Ces arguments ne doivent pas nous faire croire que la science, ou certains scientifiques ont fini par découvrir Dieu dans leurs éprouvettes. Pour nous, tout ceci relève d’une logique et d’un sens commun très élaboré mais il est clair que la science et la raison ont leurs limites et qu’elles ne peuvent pas, à elles seules, s’occuper de questions si complexes qu’elles exigent le concours de toutes les disciplines abordables par l’intelligence humaine.

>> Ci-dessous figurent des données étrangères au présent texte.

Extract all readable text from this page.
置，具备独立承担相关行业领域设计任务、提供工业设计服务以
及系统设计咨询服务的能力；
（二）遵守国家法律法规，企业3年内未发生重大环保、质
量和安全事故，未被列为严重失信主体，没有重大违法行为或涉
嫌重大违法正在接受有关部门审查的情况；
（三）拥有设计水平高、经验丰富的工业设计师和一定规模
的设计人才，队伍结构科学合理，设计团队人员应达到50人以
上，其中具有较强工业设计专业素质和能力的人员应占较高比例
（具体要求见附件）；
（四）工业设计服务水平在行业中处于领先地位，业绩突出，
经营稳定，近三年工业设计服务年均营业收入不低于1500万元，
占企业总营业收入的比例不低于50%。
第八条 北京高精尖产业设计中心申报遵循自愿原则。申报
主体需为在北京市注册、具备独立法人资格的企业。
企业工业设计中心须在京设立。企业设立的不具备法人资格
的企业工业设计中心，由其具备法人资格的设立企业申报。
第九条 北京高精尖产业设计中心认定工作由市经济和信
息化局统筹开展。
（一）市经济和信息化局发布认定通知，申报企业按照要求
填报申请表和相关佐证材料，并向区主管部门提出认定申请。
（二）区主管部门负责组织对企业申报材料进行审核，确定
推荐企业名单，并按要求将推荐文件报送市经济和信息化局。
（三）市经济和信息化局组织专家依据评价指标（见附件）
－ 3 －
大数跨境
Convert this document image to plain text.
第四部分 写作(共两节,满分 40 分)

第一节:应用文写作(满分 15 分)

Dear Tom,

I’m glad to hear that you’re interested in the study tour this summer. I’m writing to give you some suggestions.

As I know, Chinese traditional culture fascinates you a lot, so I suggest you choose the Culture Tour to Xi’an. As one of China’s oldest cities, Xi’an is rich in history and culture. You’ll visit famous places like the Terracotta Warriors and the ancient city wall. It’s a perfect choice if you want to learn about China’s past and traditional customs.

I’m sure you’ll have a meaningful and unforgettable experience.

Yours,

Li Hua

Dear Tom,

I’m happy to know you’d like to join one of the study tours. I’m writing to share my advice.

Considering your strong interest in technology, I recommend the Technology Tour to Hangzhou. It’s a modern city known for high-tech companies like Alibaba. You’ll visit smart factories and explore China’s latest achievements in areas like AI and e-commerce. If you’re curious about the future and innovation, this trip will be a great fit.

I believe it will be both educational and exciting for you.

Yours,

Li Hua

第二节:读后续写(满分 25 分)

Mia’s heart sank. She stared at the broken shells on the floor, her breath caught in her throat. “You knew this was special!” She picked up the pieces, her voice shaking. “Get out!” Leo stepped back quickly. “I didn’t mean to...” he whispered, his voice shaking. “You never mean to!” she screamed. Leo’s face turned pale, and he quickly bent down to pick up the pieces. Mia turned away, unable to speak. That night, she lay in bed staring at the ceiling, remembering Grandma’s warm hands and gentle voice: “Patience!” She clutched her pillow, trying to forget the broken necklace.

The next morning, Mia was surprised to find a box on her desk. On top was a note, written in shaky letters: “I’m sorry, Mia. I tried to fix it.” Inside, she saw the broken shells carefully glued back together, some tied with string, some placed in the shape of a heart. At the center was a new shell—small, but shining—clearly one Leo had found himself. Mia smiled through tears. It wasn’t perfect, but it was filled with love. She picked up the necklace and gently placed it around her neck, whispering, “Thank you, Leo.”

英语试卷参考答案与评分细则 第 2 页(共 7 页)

Pour le docteur Fritjof Capra : « … l’univers est engagé dans une danse cosmique ininterrompue. L’observateur en fait partie intégrante. Ce système reflète une réalité située au-delà du monde de la perception sensorielle ordinaire, il implique des dimensions plus vastes et transcende le langage ordinaire et la logique raisonnante. »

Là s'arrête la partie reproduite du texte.